At least 50% of women have benign breast disease during their lifetime. Affects women in childbearing years, more common age 30-50. Rare in menopausal women not receiving hormone replacement therapy.
Fibrocystic breast disease is the most frequent cause of lumps in the breast.
Causes: Causes of benign breast disease are unknown, but lumps are probably sustained by estrogen and possibly also related to dietary fat and caffeine intake. In some cases may be associated with increased levels of prolactin ( a hormone secreted by pituitary gland).
Very little is known about genetic aspects of fibrocystic breast disease, but family history of cysts is common.

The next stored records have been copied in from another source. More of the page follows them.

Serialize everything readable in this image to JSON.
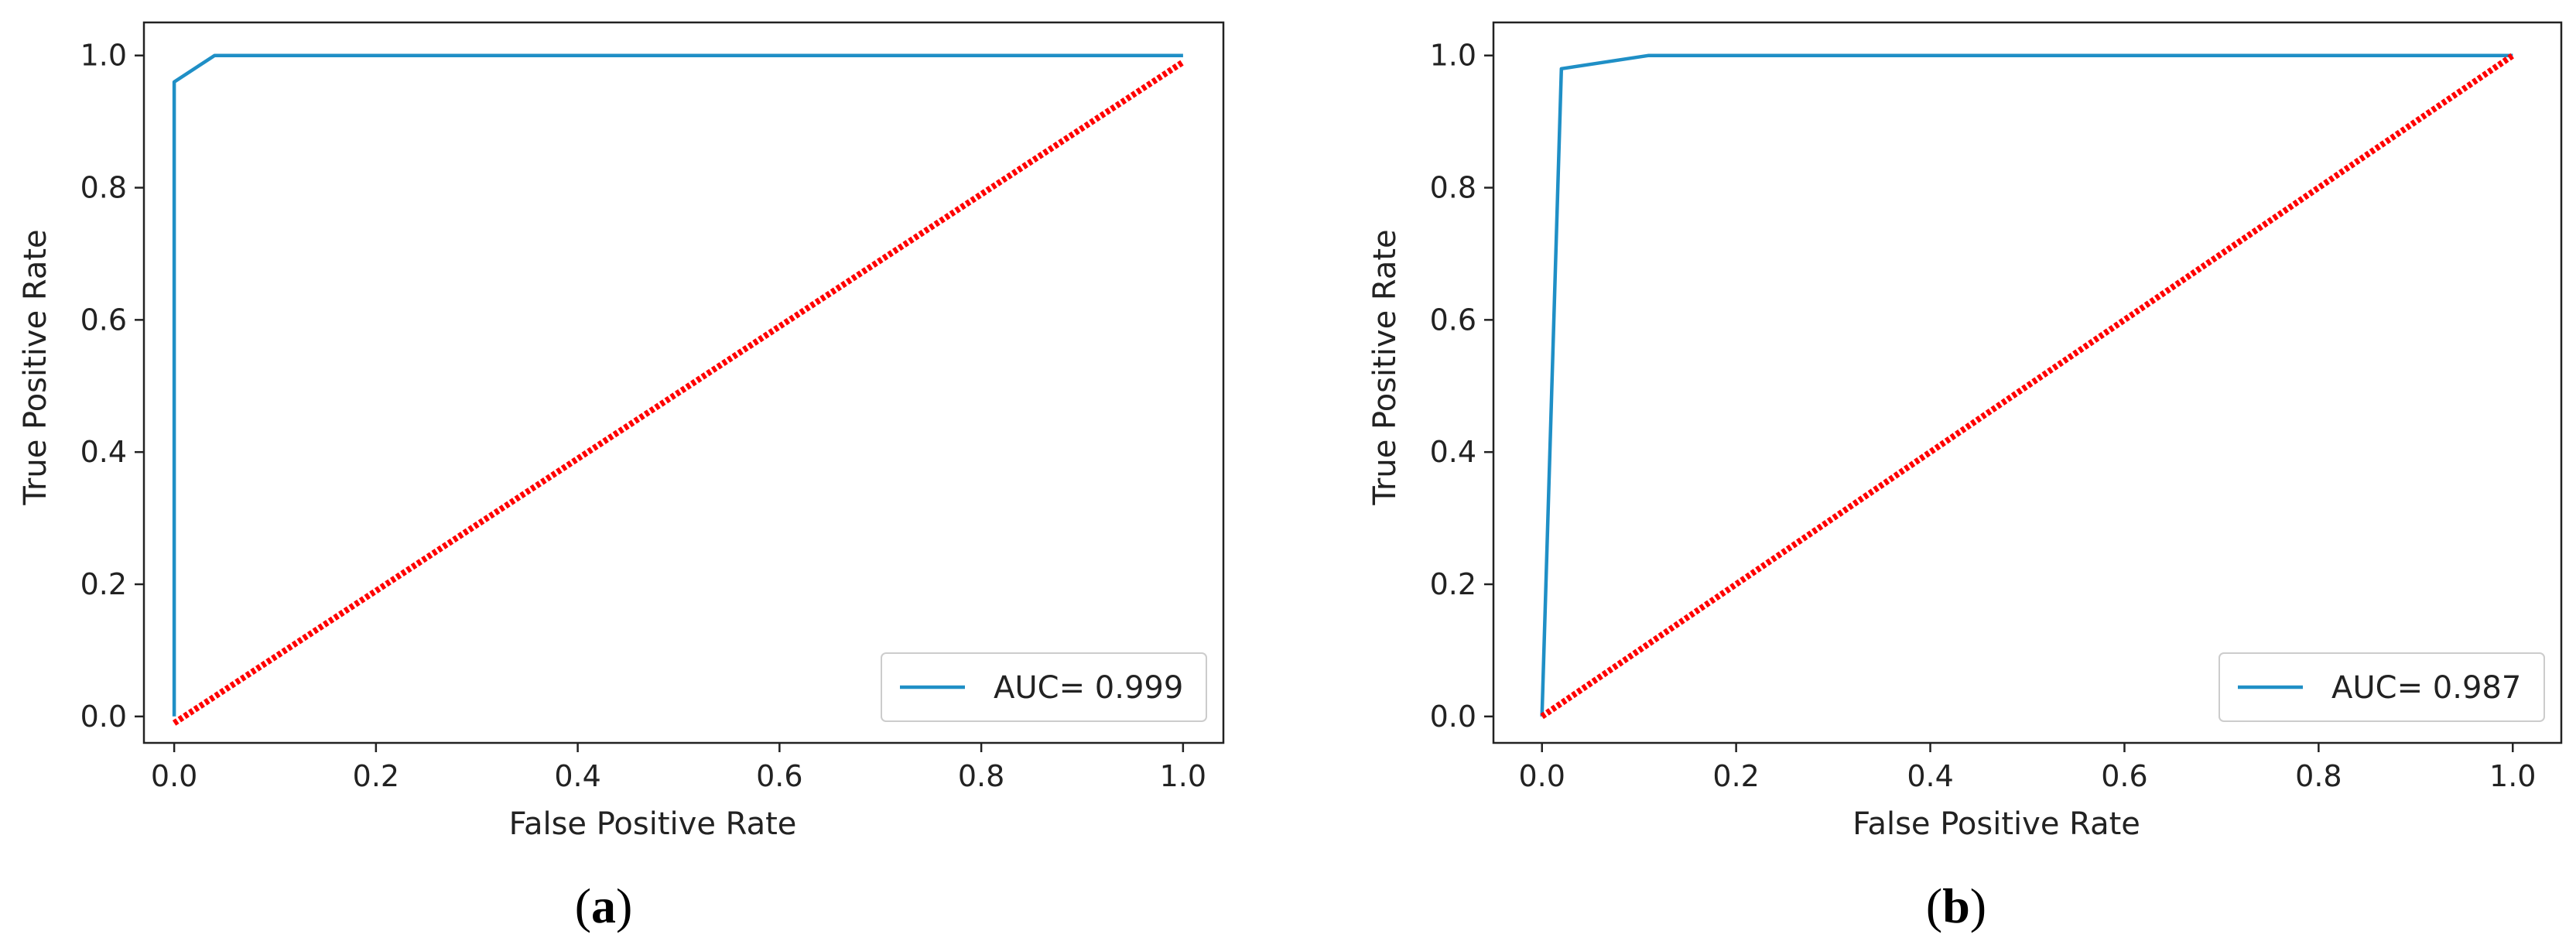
{
  "chart_data": [
    {
      "type": "line",
      "panel_label": "(a)",
      "panel_letter": "a",
      "xlabel": "False Positive Rate",
      "ylabel": "True Positive Rate",
      "xlim": [
        -0.03,
        1.04
      ],
      "ylim": [
        -0.04,
        1.05
      ],
      "xticks": [
        0.0,
        0.2,
        0.4,
        0.6,
        0.8,
        1.0
      ],
      "xtick_labels": [
        "0.0",
        "0.2",
        "0.4",
        "0.6",
        "0.8",
        "1.0"
      ],
      "yticks": [
        0.0,
        0.2,
        0.4,
        0.6,
        0.8,
        1.0
      ],
      "ytick_labels": [
        "0.0",
        "0.2",
        "0.4",
        "0.6",
        "0.8",
        "1.0"
      ],
      "grid": false,
      "legend_position": "lower-right",
      "series": [
        {
          "name": "AUC= 0.999",
          "color": "#1f8fc6",
          "style": "solid",
          "points": [
            [
              0.0,
              0.0
            ],
            [
              0.0,
              0.96
            ],
            [
              0.04,
              1.0
            ],
            [
              1.0,
              1.0
            ]
          ]
        },
        {
          "color": "#ff0000",
          "style": "dotted",
          "points": [
            [
              0.0,
              -0.01
            ],
            [
              1.0,
              0.99
            ]
          ]
        }
      ]
    },
    {
      "type": "line",
      "panel_label": "(b)",
      "panel_letter": "b",
      "xlabel": "False Positive Rate",
      "ylabel": "True Positive Rate",
      "xlim": [
        -0.05,
        1.05
      ],
      "ylim": [
        -0.04,
        1.05
      ],
      "xticks": [
        0.0,
        0.2,
        0.4,
        0.6,
        0.8,
        1.0
      ],
      "xtick_labels": [
        "0.0",
        "0.2",
        "0.4",
        "0.6",
        "0.8",
        "1.0"
      ],
      "yticks": [
        0.0,
        0.2,
        0.4,
        0.6,
        0.8,
        1.0
      ],
      "ytick_labels": [
        "0.0",
        "0.2",
        "0.4",
        "0.6",
        "0.8",
        "1.0"
      ],
      "grid": false,
      "legend_position": "lower-right",
      "series": [
        {
          "name": "AUC= 0.987",
          "color": "#1f8fc6",
          "style": "solid",
          "points": [
            [
              0.0,
              0.0
            ],
            [
              0.02,
              0.98
            ],
            [
              0.11,
              1.0
            ],
            [
              1.0,
              1.0
            ]
          ]
        },
        {
          "color": "#ff0000",
          "style": "dotted",
          "points": [
            [
              0.0,
              0.0
            ],
            [
              1.0,
              1.0
            ]
          ]
        }
      ]
    }
  ]
}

- Until research is conclusive, avoid smoking and caffeine;
- Practice monthly breast self-examination to check breasts for lumps and changes in lumps after diagnosis. Report any changes to your doctor;
- Routine mammogram studies, to screen for cancer.
Signs & Symptoms
- May not have any symptoms;
- Painful tender breast lump, either solitary or more commonly multiple tender lumps, usually in upper outer quadrants of the breast. These lumpsÂ have a tendency to resolve spontaneously, often after menses;
- Pain usually worse before menstrual periods;
- May be indistinguishable from cancerous tumor of the breast;
- Breast engorgement;
- Breast thickening;
- Nipple discharge (sometimes).
Some studies indicate that ingestion of methylxanthine- containing substances (e.g. coffee, tea, cola and chocolates), and smoking cigarettes are associated with a higher incidence and greater extent of fibrocystic breast disease.
Diagnosis & Treatment
Diagnostic evaluation may include a physical examination, mammogram, ultrasonograph (useful for distinguishing cystic from solid lesion) and surgical diagnostic procedures such as biopsy or cyst aspiration. Routine laboratory tests are not helpful in evaluation of benign breast disease.

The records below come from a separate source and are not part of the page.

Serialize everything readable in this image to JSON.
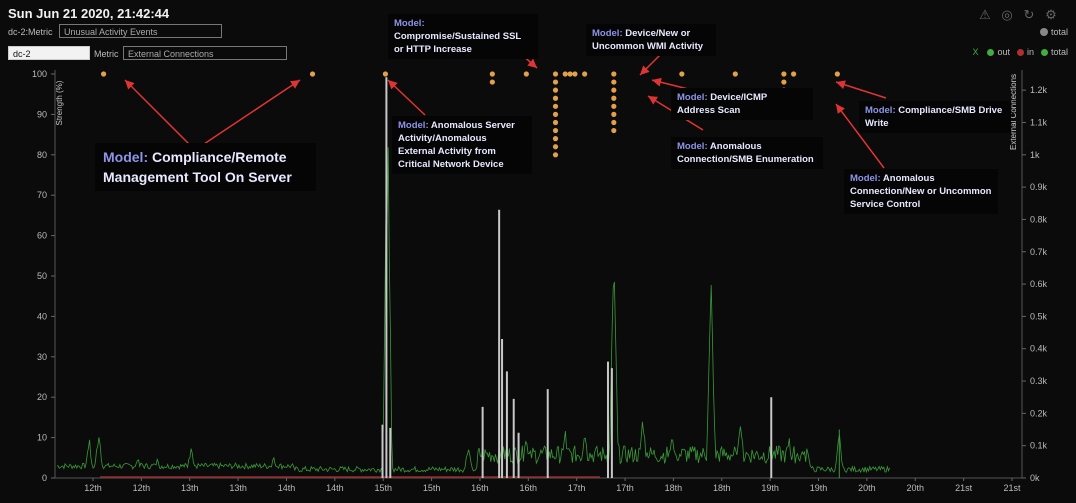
{
  "header": {
    "datetime": "Sun Jun 21 2020, 21:42:44",
    "row1_label": "dc-2:Metric",
    "row1_value": "Unusual Activity Events",
    "device_value": "dc-2",
    "metric_label": "Metric",
    "metric_value": "External Connections",
    "total_label": "total"
  },
  "icons": [
    "warning-icon",
    "compass-icon",
    "refresh-icon",
    "settings-icon"
  ],
  "legend": {
    "close": "X",
    "items": [
      {
        "name": "out",
        "color": "#3fae3f"
      },
      {
        "name": "in",
        "color": "#b03030"
      },
      {
        "name": "total",
        "color": "#3fae3f"
      }
    ]
  },
  "annotations": [
    {
      "prefix": "Model:",
      "text": "Compliance/Remote Management Tool On Server"
    },
    {
      "prefix": "Model:",
      "text": "Anomalous Server Activity/Anomalous External Activity from Critical Network Device"
    },
    {
      "prefix": "Model:",
      "text": "Compromise/Sustained SSL or HTTP Increase"
    },
    {
      "prefix": "Model:",
      "text": "Device/New or Uncommon WMI Activity"
    },
    {
      "prefix": "Model:",
      "text": "Device/ICMP Address Scan"
    },
    {
      "prefix": "Model:",
      "text": "Anomalous Connection/SMB Enumeration"
    },
    {
      "prefix": "Model:",
      "text": "Compliance/SMB Drive Write"
    },
    {
      "prefix": "Model:",
      "text": "Anomalous Connection/New or Uncommon Service Control"
    }
  ],
  "chart_data": {
    "type": "line",
    "ylabel_left": "Strength (%)",
    "ylabel_right": "External Connections",
    "ylim_left": [
      0,
      100
    ],
    "ylim_right": [
      0,
      1250
    ],
    "left_ticks": [
      0,
      10,
      20,
      30,
      40,
      50,
      60,
      70,
      80,
      90,
      100
    ],
    "right_ticks": [
      "0k",
      "0.1k",
      "0.2k",
      "0.3k",
      "0.4k",
      "0.5k",
      "0.6k",
      "0.7k",
      "0.8k",
      "0.9k",
      "1k",
      "1.1k",
      "1.2k"
    ],
    "x_tick_labels": [
      "12th",
      "12th",
      "13th",
      "13th",
      "14th",
      "14th",
      "15th",
      "15th",
      "16th",
      "16th",
      "17th",
      "17th",
      "18th",
      "18th",
      "19th",
      "19th",
      "20th",
      "20th",
      "21st",
      "21st"
    ],
    "model_breach_dots": [
      {
        "x": 12.05,
        "strength": 100
      },
      {
        "x": 14.2,
        "strength": 100
      },
      {
        "x": 14.95,
        "strength": 100
      },
      {
        "x": 16.05,
        "strength": [
          100,
          98
        ]
      },
      {
        "x": 16.4,
        "strength": 100
      },
      {
        "x": 16.7,
        "strength": [
          100,
          98,
          96,
          94,
          92,
          90,
          88,
          86,
          84,
          82,
          80
        ]
      },
      {
        "x": 16.8,
        "strength": 100
      },
      {
        "x": 16.85,
        "strength": 100
      },
      {
        "x": 16.9,
        "strength": 100
      },
      {
        "x": 17.0,
        "strength": 100
      },
      {
        "x": 17.3,
        "strength": [
          100,
          98,
          96,
          94,
          92,
          90,
          88,
          86
        ]
      },
      {
        "x": 18.0,
        "strength": 100
      },
      {
        "x": 18.55,
        "strength": 100
      },
      {
        "x": 19.05,
        "strength": [
          100,
          98,
          96,
          94,
          92
        ]
      },
      {
        "x": 19.15,
        "strength": 100
      },
      {
        "x": 19.6,
        "strength": 100
      }
    ],
    "gray_spikes": [
      {
        "x": 14.92,
        "connections": 165
      },
      {
        "x": 14.96,
        "connections": 1240
      },
      {
        "x": 15.0,
        "connections": 155
      },
      {
        "x": 15.95,
        "connections": 220
      },
      {
        "x": 16.12,
        "connections": 830
      },
      {
        "x": 16.15,
        "connections": 430
      },
      {
        "x": 16.2,
        "connections": 330
      },
      {
        "x": 16.27,
        "connections": 245
      },
      {
        "x": 16.32,
        "connections": 140
      },
      {
        "x": 16.62,
        "connections": 275
      },
      {
        "x": 17.24,
        "connections": 360
      },
      {
        "x": 17.28,
        "connections": 340
      },
      {
        "x": 18.92,
        "connections": 250
      }
    ],
    "green_peaks": [
      {
        "x": 11.9,
        "connections": 135
      },
      {
        "x": 12.0,
        "connections": 160
      },
      {
        "x": 12.4,
        "connections": 80
      },
      {
        "x": 12.6,
        "connections": 70
      },
      {
        "x": 12.95,
        "connections": 115
      },
      {
        "x": 13.8,
        "connections": 75
      },
      {
        "x": 14.97,
        "connections": 1220
      },
      {
        "x": 15.8,
        "connections": 120
      },
      {
        "x": 16.4,
        "connections": 165
      },
      {
        "x": 16.8,
        "connections": 160
      },
      {
        "x": 17.0,
        "connections": 175
      },
      {
        "x": 17.3,
        "connections": 745
      },
      {
        "x": 17.6,
        "connections": 215
      },
      {
        "x": 17.9,
        "connections": 185
      },
      {
        "x": 18.3,
        "connections": 650
      },
      {
        "x": 18.6,
        "connections": 235
      },
      {
        "x": 19.1,
        "connections": 145
      },
      {
        "x": 19.3,
        "connections": 90
      },
      {
        "x": 19.62,
        "connections": 150
      }
    ]
  }
}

- Examine breasts carefully each month, a few days after the onset of menstruation. Report any changes in lumps that have been diagnosed previously;
- Visit your doctor at least every 6 months for a breast exam or other studies, especially if you have a family history of cancer;
- Cold compresses may be helpful for relieving discomfort or pain;
- Wear a well-fitting, supportive bra (day and night);
- Possibly, excision of benign tumors or fat necrosis lesions.

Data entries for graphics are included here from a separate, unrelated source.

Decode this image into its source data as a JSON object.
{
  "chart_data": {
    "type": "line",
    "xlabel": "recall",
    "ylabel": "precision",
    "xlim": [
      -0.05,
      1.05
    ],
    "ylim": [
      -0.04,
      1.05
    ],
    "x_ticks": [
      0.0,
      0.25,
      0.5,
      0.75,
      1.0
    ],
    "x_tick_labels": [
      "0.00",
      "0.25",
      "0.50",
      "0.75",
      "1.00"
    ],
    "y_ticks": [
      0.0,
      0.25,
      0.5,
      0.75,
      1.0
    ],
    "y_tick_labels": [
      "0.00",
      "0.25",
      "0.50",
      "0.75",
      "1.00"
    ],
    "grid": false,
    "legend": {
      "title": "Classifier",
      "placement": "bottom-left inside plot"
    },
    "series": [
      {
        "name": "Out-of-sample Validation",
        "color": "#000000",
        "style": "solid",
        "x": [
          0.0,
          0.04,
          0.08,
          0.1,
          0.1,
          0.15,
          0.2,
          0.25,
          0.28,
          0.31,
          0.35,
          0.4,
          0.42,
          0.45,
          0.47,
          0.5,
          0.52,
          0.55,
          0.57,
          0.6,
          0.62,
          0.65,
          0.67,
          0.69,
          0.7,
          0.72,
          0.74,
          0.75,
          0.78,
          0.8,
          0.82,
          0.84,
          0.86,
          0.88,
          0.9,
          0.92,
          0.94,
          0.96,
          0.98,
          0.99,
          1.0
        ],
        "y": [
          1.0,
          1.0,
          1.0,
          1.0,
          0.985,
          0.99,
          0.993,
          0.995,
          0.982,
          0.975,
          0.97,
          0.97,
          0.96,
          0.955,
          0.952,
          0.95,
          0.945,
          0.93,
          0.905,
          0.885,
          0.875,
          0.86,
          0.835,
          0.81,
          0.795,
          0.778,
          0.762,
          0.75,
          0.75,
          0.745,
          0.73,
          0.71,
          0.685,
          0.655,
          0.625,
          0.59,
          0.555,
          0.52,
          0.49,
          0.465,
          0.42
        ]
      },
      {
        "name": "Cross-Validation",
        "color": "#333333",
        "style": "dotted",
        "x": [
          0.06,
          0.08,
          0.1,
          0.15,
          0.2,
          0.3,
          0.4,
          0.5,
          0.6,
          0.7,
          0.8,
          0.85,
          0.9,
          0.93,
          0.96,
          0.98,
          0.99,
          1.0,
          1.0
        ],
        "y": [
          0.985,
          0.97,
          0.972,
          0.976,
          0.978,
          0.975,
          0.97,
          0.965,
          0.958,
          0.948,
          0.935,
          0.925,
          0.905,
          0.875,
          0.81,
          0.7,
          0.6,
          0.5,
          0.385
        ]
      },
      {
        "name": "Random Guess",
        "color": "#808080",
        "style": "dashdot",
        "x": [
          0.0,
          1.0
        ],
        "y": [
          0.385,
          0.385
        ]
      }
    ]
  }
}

- For pain, analgesics may be recommended;
- For cyclical pain unresponsive to general measures, oral contraceptives (birth control pills) have been shown to eliminate breast pain, usually after the first cycle of pills, and improve fibrocystic changes after 6 months of treatment;
- Progestins such as medroxyprogesterone acetate (Provera), 10mg. from day 15 to 25 of the menstrual cycle, provide symptomatic relief in 80 to 85% of women;
- For very severe disease, danazol, bromocriptine (Parlodel) or tamoxifen may be prescribed;
- There is some evidence that a combination of vitamin E , B-complex,and selenium may be beneficial.
No restrictions. Avoid activities that may cause trauma to the breasts.
No special diet, but avoid smoking and caffeine, chocolate, and cola drinks.
Fibrocystic changes can make physical examinations and mammograms difficult to interpret. Some lumps appear benign, but may be cancerous. Diagnostic studies, including biopsy, are often necessary to rule out malignancy.
Women with fibrocystic breast disease continue to have breast lumps that appear and dissolve; some remain permanently. The disorder is presently incurable, but it does not jeopardize health. Some cysts can be aspirated in a doctor’s office, causing the lump to disappear. If the lump does not disappear completely after aspiration, it may be cancerous and should be diagnosed by biopsy and microscopic analysis.